Swedish Study: Dementia skips fit folks!

Dodge dementia with exercise, study proves

According to a recent article in Easy Health Options, there’s now even more proof that exercise and brain health go hand in hand.

Instructor performing yoga with seniors

Want to boost your brain power? Maintain your memory? Reverse age-related brain shrinkage?

Then hop on that bike, roll out that yoga mat, dust off those weights and exercise.

But as simple as that sounds, you may be wondering how much exercise it actually takes to keep your brain healthy. More specifically, how much time do you have to put in to prevent the most dreaded of age-related diseases — dementia?

Will 30 minutes per day do the trick? Or should you shoot for an hour? Does moderate exercise count? Or do you need to get your heart pumping and brow sweating every time? So many questions!

Luckily, science finally has a solid answer for you. A recent study determined a fitness goal you can set to obliterate your dementia risk.

It’s not an easy goal. But it’s completely possible. And it’s worth achieving if you’re serious about keeping your brain sharp until the very end.

A recent study conducted at the University of Gothenburg in Sweden found that women who had a high fitness level at middle age were almost 90 percent less likely to develop dementia.

The study included 191 women who were an average age of 50. At the start of the study, these women took a bicycle physical fitness test. They biked until they were exhausted so researchers could measure their peak cardiovascular capacity.

Based on this test, 40 women had a high fitness level, 92 had a medium fitness level and 59 had a low fitness level. Researchers tracked the health of these women for the next 44 years. They tested them for dementia six times over that 44-year period, and the results were pretty amazing.

Over those 44 years, 40 women in the study developed dementia. But most of those women were in the low or medium fitness groups… 25 percent of women in the medium fitness category and 32 percent of the women in the low fitness category went on to develop the disease. But here’s where things get interesting.

Only five percent of the highly fit women developed the disease. That means women with a high fitness level were a whopping 88 percent less likely to get dementia. And the highly fit women who did get dementia, got it much later in life. Moderately fit women who developed dementia typically got it around 79 years old, but highly fit women didn’t develop the disease until 90 years old.

So, if you want to keep your brain healthy and prevent dementia, get yourself into that highly fit category!

How to gauge your fitness level

Most of us don’t get to go to a fancy research lab and have doctors gauge our fitness level for us. So we have two options…

We can go to our doctor and ask for a fitness test, or we can find a DIY way to test ourselves.

In the study, researchers measured cardiovascular fitness. One of the easiest ways to measure cardiovascular fitness at home is through a step test.

You’ll need an assistant at your side to spot you and track your measurements. You’ll also need a step or bench that’s roughly 15.75 inches tall if you’re a man and 13 inches tall if you’re a woman.
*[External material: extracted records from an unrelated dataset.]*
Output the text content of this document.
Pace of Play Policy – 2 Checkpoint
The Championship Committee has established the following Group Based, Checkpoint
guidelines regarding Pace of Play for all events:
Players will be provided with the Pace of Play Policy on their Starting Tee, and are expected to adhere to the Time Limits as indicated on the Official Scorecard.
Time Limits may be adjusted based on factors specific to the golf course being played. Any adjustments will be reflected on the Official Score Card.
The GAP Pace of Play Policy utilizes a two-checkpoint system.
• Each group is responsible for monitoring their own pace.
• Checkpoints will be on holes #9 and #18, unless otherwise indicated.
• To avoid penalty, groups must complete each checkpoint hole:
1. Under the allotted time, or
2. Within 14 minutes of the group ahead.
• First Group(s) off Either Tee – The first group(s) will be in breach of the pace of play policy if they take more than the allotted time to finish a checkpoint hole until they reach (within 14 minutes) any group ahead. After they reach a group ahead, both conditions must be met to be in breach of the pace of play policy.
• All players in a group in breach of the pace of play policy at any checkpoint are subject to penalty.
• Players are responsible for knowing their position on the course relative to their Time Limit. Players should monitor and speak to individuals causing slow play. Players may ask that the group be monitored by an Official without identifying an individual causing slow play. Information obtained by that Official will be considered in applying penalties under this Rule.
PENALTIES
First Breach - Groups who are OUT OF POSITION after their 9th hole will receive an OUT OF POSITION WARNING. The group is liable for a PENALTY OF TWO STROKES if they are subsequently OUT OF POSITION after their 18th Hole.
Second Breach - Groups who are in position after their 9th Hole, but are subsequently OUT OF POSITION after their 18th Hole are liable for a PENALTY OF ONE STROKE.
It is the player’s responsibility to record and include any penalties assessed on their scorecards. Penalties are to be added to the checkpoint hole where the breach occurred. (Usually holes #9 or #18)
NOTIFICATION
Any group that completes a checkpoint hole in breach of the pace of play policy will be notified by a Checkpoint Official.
You’ll also need a stopwatch and metronome, but you can download apps or find online versions of both of those.

Here’s how you get started:

  1. Face your step bench.
  2. Have your assistant start the metronome at 90 beats per minute.
  3. Start stepping up on to the step or bench (one foot, followed by the other) and down on to the floor (one foot, followed by the other), keeping up with the beat of the metronome.
  4. Make sure your assistant starts the timer or stopwatch as soon as you start stepping. The timer should be set for 5 minutes.
  5. Your assistant can help you along by saying, “Up-one, up-two. Down-one, down-two” as you step.
  6. Keep your back and legs straight when you’re standing at the top of the step. Your assistant can remind you if you start slouching.
  7. Once five minutes is up, sit down immediately.
  8. 15 seconds after completing the test, you or your assistant should count your pulse for 15 seconds. You can do that by placing two fingers on the side of your neck or on the thumb-side of your wrist.
  9. Once you’ve recorded that 15 second pulse count, you’re done! You can cool off by walking around and giving your quad and calf muscles a good stretch.

Your pulse after the step test determines your maximal oxygen consumption, a measure of your cardiorespiratory fitness.

Say you’re a 50 year old woman who weighs 140 pounds and your pulse after the step test was 35. That means your maximal oxygen consumption was 42, putting you in the excellent fitness category. Here’s a link to several charts that help you determine your fitness level based on the results of your step test.

If your fitness level isn’t very good when you take this test, don’t worry. There are plenty of ways to improve your maximal oxygen consumption and fitness level.

In fact, if you start doing aerobic exercise for at least 30 minutes every day, you’ll end up in that high fitness category in no time. And you don’t even have to go to the gym to do that. You can do housework, yardwork or anything else that gets your heart pumping.